She got a job in Connecticut, writing a little news section for a local paper covering regional events. Weekends, she sometimes went up to the beach, driving the little white VW she had bought. She was burning her skin. She never used sunblocks or lotions; she liked the way her skin peeled from her. It made her think of rebirth, of the way animals molted. She remembered a tarantula Daniel had once shown her. She had jittered back, annoyed that he would scare her, but then he had picked the thing up, he had shown her that it really wasn’t a spider at all, just the molting. A shell. A new spider was somewhere else.

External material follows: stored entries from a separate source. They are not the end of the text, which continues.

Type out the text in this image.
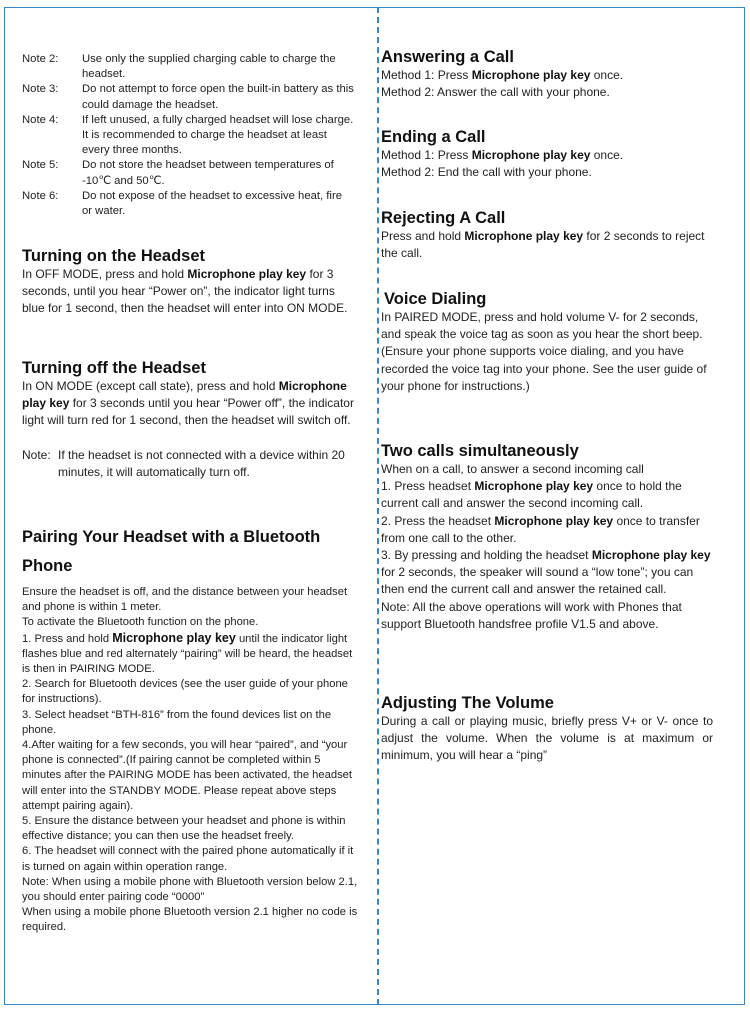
Note 2: Use only the supplied charging cable to charge the headset.

Note 3: Do not attempt to force open the built-in battery as this could damage the headset.

Note 4: If left unused, a fully charged headset will lose charge. It is recommended to charge the headset at least every three months.

Note 5: Do not store the headset between temperatures of -10℃ and 50℃.

Note 6: Do not expose of the headset to excessive heat, fire or water.

Turning on the Headset

In OFF MODE, press and hold Microphone play key for 3 seconds, until you hear “Power on”, the indicator light turns blue for 1 second, then the headset will enter into ON MODE.

Turning off the Headset

In ON MODE (except call state), press and hold Microphone play key for 3 seconds until you hear “Power off”, the indicator light will turn red for 1 second, then the headset will switch off.

Note: If the headset is not connected with a device within 20 minutes, it will automatically turn off.

Pairing Your Headset with a Bluetooth Phone

Ensure the headset is off, and the distance between your headset and phone is within 1 meter.

To activate the Bluetooth function on the phone.

1. Press and hold Microphone play key until the indicator light flashes blue and red alternately “pairing” will be heard, the headset is then in PAIRING MODE.

2. Search for Bluetooth devices (see the user guide of your phone for instructions).

3. Select headset “BTH-816” from the found devices list on the phone.

4.After waiting for a few seconds, you will hear “paired”, and “your phone is connected”.(If pairing cannot be completed within 5 minutes after the PAIRING MODE has been activated, the headset will enter into the STANDBY MODE. Please repeat above steps attempt pairing again).

5. Ensure the distance between your headset and phone is within effective distance; you can then use the headset freely.

6. The headset will connect with the paired phone automatically if it is turned on again within operation range.

Note: When using a mobile phone with Bluetooth version below 2.1, you should enter pairing code “0000”

When using a mobile phone Bluetooth version 2.1 higher no code is required.

Answering a Call

Method 1: Press Microphone play key once.

Method 2: Answer the call with your phone.

Ending a Call

Method 1: Press Microphone play key once.

Method 2: End the call with your phone.

Rejecting A Call

Press and hold Microphone play key for 2 seconds to reject the call.

Voice Dialing

In PAIRED MODE, press and hold volume V- for 2 seconds, and speak the voice tag as soon as you hear the short beep. (Ensure your phone supports voice dialing, and you have recorded the voice tag into your phone. See the user guide of your phone for instructions.)

Two calls simultaneously

When on a call, to answer a second incoming call

1. Press headset Microphone play key once to hold the current call and answer the second incoming call.

2. Press the headset Microphone play key once to transfer from one call to the other.

3. By pressing and holding the headset Microphone play key for 2 seconds, the speaker will sound a “low tone”; you can then end the current call and answer the retained call.

Note: All the above operations will work with Phones that support Bluetooth handsfree profile V1.5 and above.

Adjusting The Volume

During a call or playing music, briefly press V+ or V- once to adjust the volume. When the volume is at maximum or minimum, you will hear a “ping”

Isadora dated sometimes. She tried not to compare everyone to Daniel, and she always failed; men always seemed to see it in her face. She thought, wryly, a little bitterly, that it was what Duse would have called a sin of identity. She never heard from Daniel, and she never contacted him again. She had dreams sometimes, but never about Daniel, never about Duse. Sometimes, she thought that lack made her hunger for them all the more.
She stopped thinking about the gift business, whether Duse had really had one, whether she herself had even had the potential. What did it really matter anyway. Duse had believed she had had a gift, but all that was simply part of who Duse had been.
Who Isadora was was something more complicated. She didn’t really share all that much with Duse. Hair. Eyes, maybe. She had shaped her life first wanting a gift, wanting to be Duse, then not wanting a gift, negating her mother. There had been Allison, too, all that trying not to repeat Allison’s mistakes with Daniel, all that trying to be more than Allison for Daniel. And Daniel, too, who should have made her glad for her differences, had been the widest hurt inside of her. She had wasted all that time trying to live right up inside of him. The cleaving together part of marriage had seduced her. All that had been part of who Isadora was, part of how she saw herself.
So that was it then. She was really the only one left. Her father was dead, Duse too, Allison had disappeared, and Daniel was lost to her. She was still Duse’s daughter—she would always be that—but she wasn’t Duse. Things that began with her mother would probably just end with her. She could guess who was on the phone before she picked up the receiver, she could have a dream or two come true, but it didn’t have to mean one damned thing, it could just be coincidence. You could always believe whatever you wanted, whatever you thought you needed.
Isadora was getting up from sitting in the sun one day, lifting her hair off her back to flounce off some of the sun sweat, when she noticed her palm flowering out. There was her meshwork of lines, that tangling. She stared into her palm for a moment, feeling the old flickering, the way it had been way back when she was just a kid in the strange paradise, how lovely it had been to believe like that. Then Isadora blurred her vision, she pushed her hand back into her pocket, shoved it deep. She would stop sitting in the sun like that. She’d go out right now and pick up some hand cream, something that smoothed, something with a good intoxicating scent to it so she’d always remember to use it, so she’d never forget.